On March 6, 2012, the Tenth Circuit Court of Appeals issued its opinion in Arnold Oil Properties LLC v. Schlumberger Technology Corporation.
Plaintiff Arnold Oil Properties (Arnold) hired Defendant Schlumberger Technology Corp. (Schlumberger) to perform a cement job on its gas well. The contract contained an indemnity provision and a limitation-of-liability provision. After Schlumberger poured too much cement into the well, Arnold incurred additional expenses and sued Schlumberger.
Schlumberger moved for summary judgment, arguing the contract precluded its liability based on what it claimed to be an exculpatory provision that barred Arnold’s recovery. Alternatively, Schlumberger argued the contract limited its liability to the cost of work performed. The district court ruled the alleged exculpatory provision was in fact an indemnification provision and therefore did not bar Arnold’s recovery. The district court also held that fact issues remained as to the parties bargaining positions, and therefore denied Schlumberger’s motion to enforce the limitation-of-liability provision.

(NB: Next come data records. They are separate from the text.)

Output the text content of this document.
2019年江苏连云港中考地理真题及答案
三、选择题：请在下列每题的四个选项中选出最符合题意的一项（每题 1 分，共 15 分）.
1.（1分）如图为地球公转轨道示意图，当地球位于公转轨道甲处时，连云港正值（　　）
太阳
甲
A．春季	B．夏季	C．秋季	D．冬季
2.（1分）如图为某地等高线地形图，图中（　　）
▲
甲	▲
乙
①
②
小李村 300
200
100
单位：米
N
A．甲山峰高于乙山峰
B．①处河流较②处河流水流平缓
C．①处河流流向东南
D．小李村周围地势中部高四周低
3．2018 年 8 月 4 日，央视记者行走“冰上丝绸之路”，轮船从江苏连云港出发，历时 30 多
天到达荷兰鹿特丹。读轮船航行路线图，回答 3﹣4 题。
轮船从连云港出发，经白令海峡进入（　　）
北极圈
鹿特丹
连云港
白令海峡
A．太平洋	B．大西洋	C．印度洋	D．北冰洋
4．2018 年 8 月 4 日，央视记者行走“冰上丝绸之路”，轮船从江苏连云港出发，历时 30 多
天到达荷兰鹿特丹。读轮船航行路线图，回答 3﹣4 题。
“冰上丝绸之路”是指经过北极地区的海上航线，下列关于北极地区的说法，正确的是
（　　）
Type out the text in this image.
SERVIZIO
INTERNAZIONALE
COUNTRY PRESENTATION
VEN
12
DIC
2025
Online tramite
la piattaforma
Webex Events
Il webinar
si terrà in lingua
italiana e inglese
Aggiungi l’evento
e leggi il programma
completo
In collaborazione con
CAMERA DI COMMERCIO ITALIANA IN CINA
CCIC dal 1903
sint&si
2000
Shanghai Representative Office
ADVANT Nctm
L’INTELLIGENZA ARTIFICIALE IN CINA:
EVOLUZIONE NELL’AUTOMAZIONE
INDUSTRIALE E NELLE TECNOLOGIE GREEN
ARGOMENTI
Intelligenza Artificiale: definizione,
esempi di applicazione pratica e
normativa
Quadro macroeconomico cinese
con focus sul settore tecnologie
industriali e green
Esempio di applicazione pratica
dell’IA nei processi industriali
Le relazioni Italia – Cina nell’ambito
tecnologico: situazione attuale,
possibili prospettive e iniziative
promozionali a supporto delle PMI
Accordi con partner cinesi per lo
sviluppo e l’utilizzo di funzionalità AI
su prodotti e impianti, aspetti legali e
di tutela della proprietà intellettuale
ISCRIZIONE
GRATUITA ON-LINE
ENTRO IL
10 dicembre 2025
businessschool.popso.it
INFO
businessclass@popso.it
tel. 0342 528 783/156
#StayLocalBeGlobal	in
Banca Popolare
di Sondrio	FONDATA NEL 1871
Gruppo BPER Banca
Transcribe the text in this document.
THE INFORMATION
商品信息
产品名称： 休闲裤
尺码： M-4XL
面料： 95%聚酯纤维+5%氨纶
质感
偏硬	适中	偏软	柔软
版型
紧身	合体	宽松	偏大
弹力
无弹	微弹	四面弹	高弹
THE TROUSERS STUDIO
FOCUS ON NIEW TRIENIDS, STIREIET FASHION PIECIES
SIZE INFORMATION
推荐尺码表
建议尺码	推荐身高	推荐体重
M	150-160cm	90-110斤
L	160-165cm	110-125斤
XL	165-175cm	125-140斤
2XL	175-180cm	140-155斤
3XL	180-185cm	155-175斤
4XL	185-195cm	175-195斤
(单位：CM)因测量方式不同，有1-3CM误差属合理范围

A jury returned a verdict finding that Schlumberger breached its contract with Arnold. The jury also determined that the parties were in unequal bargaining positions. Pursuant to Rule 50(b), Schlumberger renewed its motion for judgment as a matter of law seeking to enforce the contract’s limitation-of-liability provision. The district court denied the motion. Schlumberger appealed the denial of this motion and the district court’s denial of Schlumberger’s motion for summary judgment.
Schlumberger argued that the district court misconstrued the indemnity provision of the contract. The 10thCircuit’s analysis of Oklahoma law led the Court to the conclusion that they need not decide this issue. Under Oklahoma law, courts may enforce contractual provisions limiting a party’s liability for ordinary negligence if the parties have equal bargaining power. Elsken v. Network Multi-Family Sec. Corp., 838 P.2d 1007, 1009-11 (Okla. 1992). The jury found that Arnold and Schlumberger did not have equal bargaining power. Accordingly, even if the Court were to hold the contract did exculpate Schlumberger from liability, because the jury found the parties to be in unequal bargaining positions, the exculpatory provision would be unenforceable under Oklahoma law.
Schlumberger also argued the district court erred in denying its Rule 50 motion for judgment as a matter of law to enforce the limitation-of-liability provision limiting recovery to the cost of work performed. In reviewing the denial of a Rule 50 motion, the Court needs to determine whether the jury’s verdict is supported by “substantial evidence when the record is viewed most favorable to the prevailing party.” Webco Indus., Inc. v. Thermatool Corp., 278 F.3d 1120, 1128 (10th Cir. 2002). The Court held that the evidence offered at trial was sufficient for the jury to conclude the parties were in unequal bargaining positions. Therefore, the district court was correct in denying Schlumberger’s Rule 50 motion for judgment as a matter of law to enforce the limitation-of-liability contract provision.